Saturday, June 27, 2009

What I Want

Preface: Things are good. Nothing is terrible right now. In a way I know that I have either everything I need, or at least everything I need right now.

I am 3 sessions deep into this therapy thing and it's good I suppose but it definitely feels like work or some sort. So far I have only good thoughts and feelings about my therapist. He's an older man, gentle and kind in many ways but he also feels very down-to-earth, using expressions like "this sucks" or "bullshit" and such. Oddly (or not) this makes me feel more comfortable. Probably because I am a raging potty-mouth.

I do get a bit tense around Monday or Tuesday because my sessions are on Thursdays. There is always at least one very teary moment. I like to think that these are the moments where we are hitting home in a way, where some sort of progress is being made.

I find the process fascinating. I see the trust building and it's a little bit daunting but it also makes me feel very hopeful. I think a lot of what we are doing now is very task oriented-there are clearly certain things that need to occur before I can move on from this phase and we are identifying them together. However, with my mastery of the art of procrastination, this is difficult. I do have my work cut out for me.

*****

So I really wanted to list a few things here after that I would like to achieve when the I'm able to clear through the greater portion of the muck that I dwell in has been dredged away.

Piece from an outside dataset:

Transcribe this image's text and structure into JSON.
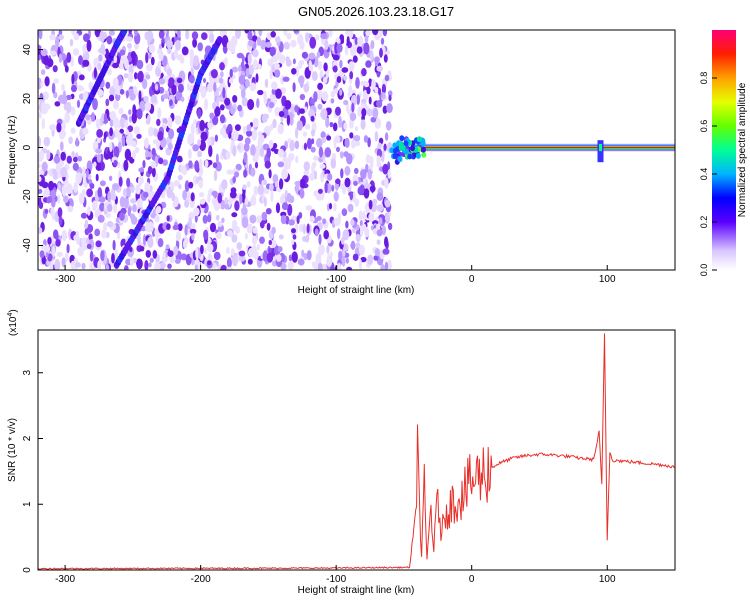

I want my own home again. I want to share my home with those I love and enjoy. I want my home to be an open and welcoming environment. I have this before and I can do it again.

I want to have completely integrated Rob's life and death into my own life and not have it weigh like an anchor on my soul any longer.

I want to be the best parent I possibly can be to my girls.

I want to be able to view life as a series of ups and downs and not take the downs so damn personally.

I want to be able to communicate with anyone, my own personal truths and needs, and not shy away from confrontation. I want to not fear causing people displeasure or disappointment with the decisions I make in my best interests. I want to do all of this in the most loving and respectful way.

*****

I have tons and tons of things to be thankful for. I have sustained loss. I am no longer in survival mode. I am in living mode.

Thursday, June 11, 2009

Today

I started therapy today.

Oh dear Lord, what have I gotten myself into? I know it's the right thing to do, I feel very positive about the therapist, and I am sure it's going to help.

But listen: I fear what I'm going to have to pass through in this process.

One question asked of me today, and it was put as gently as possible, was why did I seek therapy NOW and not THEN. Excellent question. When I think of some of the stumbling blocks along the way, I feel as if maybe I could have avoided at least a few of them. However, I am here today, in whatever shape I am in, because of my yesterdays.

There is work to be done for me to clear up some issues before I can move forward in a healthier way. I *HATE* telling my story, Rob's story, what happened to our family and to myself. I don't know if it will ever get easier telling it. Still, there are things to concerning the grief that have spread out like a giant squid's tentacles, into so many small places in my life. It has brought about changes in me, some actually good and some not so good.

All of this is hard to discuss and I really wasn't ready until now. When I really take a moment to exam this, I curl back and block it out of my mind and I think it's time to stop doing that. I need to embrace the joy that I find without randomly flashing back to the pain and loss that has actually made my new experiences, hell-my new life, possible.

The mantra delivered to me over and over again, the thing that rings in my ears daily, the saying that I must believe at all costs is "there is a reason for everything." I was very humble about this in the beginning. I only allowed this to be true, perhaps, for the benefit of future generations, Sadie and Penny, maybe their own children. I believed that my life was basically over and that hopefully somehow the turn of events would allow them to feel some kind of joy, pleasure, or fulfillment that wouldn't have been available to them if our lives had proceeded exactly as I had planned things.

I cannot settle for this. I consider myself as more than a survivor; I am a person who can and will find meaning in her own life through sheer will, good friendship, and an undying spirit. There was nothing that the higher power put in my path that was not meant for me to live through. By and large, most of it has been very, very good.